On Sat, Aug 13, 2016, at 04:12, Stephen J. Turnbull wrote:
Steve Dower writes:
ISTM that changing sys.getfilesystemencoding() on Windows to "utf-8" and updating path_converter() (Python/posixmodule.c;
I think this proposal requires the assumption that strings intended to be interpreted as file names invariably come from the Windows APIs. I don't think that is true: Makefiles and similar, configuration files, all typically contain filenames. Zipfiles (see below).
And what's going to happen if you shovel those bytes into the filesystem without conversion on Linux, or worse, OSX? This problem isn't unique to Windows.
Python is frequently used as a glue language, so presumably receives such file name information as (more or less opaque) bytes objects over IPC channels.
They *can't* be opaque. Someone has to decide what they mean, and you as the application developer might well have to step up and *be that someone*. If you don't, someone else will decide for you.
These just aren't under OS control, so the assumption will fail.
So I believe bytes-oriented software must expect non-UTF-8 file names in Japan.
The only way to deal with data representing filenames and destined for the filesystem on windows is to convert it, somehow, ultimately to UTF-16-LE. Not doing so is impossible, it's only a question of what layer it happens in. If you convert it using the wrong encoding, you lose. The only way to deal with it on Mac OS X is to convert it to UTF-8. If you don't, you lose. If you convert it using the wrong encoding, you lose.

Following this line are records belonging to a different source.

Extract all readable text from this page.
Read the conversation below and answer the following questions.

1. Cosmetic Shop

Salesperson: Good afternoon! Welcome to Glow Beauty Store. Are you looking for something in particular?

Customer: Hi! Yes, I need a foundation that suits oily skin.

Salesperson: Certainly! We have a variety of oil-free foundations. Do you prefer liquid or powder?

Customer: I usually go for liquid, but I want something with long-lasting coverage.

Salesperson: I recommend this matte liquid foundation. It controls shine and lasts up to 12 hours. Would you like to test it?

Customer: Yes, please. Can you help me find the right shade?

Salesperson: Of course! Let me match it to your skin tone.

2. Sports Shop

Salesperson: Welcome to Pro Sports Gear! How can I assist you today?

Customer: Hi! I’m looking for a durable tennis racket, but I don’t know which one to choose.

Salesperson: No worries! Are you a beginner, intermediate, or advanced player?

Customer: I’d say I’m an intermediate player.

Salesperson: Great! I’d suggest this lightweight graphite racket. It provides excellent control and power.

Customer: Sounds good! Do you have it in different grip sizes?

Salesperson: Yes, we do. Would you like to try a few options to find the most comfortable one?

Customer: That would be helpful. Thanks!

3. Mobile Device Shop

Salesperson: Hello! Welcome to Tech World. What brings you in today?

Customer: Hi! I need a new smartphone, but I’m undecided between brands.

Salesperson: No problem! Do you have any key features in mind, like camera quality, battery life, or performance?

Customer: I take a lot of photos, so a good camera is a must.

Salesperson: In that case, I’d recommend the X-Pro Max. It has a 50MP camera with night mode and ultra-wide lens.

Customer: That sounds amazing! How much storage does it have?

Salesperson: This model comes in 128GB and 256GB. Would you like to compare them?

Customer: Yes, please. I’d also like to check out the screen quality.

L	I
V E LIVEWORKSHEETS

This proposal embodies an assumption that bytes from unknown sources used as filenames are more likely to be UTF-8 than in the locale ACP (i.e. "mbcs" in pythonspeak, and Shift-JIS in Japan). Personally, I think the whole edifice is rotten, and choosing one encoding over another isn't a solution; the only solution is to require the application to make a considered decision about what the bytes mean and pass its best effort at converting to a Unicode string to the API. This is true on Windows, it's true on OSX, and I would argue it's pretty close to being true on Linux except in a few very niche cases. So I think for the filesystem encoding we should stay the course, continuing to print a DeprecationWarning and maybe, just maybe, eventually actually deprecating it.
On Windows and OSX, this "glue language" business of shoveling bytes from one place to another without caring what they mean can only last as long as they don't touch the filesystem.
You have no carrot. These changes enforce an encoding on bytes for Windows APIs but can't do so for data, and so will make file-names- are-just-bytes programmers less happy with Python, not more happy.
I think the use case that the proposal has in mind is a file-names-are-just- bytes program (or set of programs) that reads from the filesystem, converts to bytes for a file/network, and then eventually does the reverse - either end may be on windows. Using UTF-8 will allow those to make the round trip (strictly speaking, you may need surrogatepass, and OSX does its weird normalization thing), using any other encoding (except for perhaps GB18030) will not.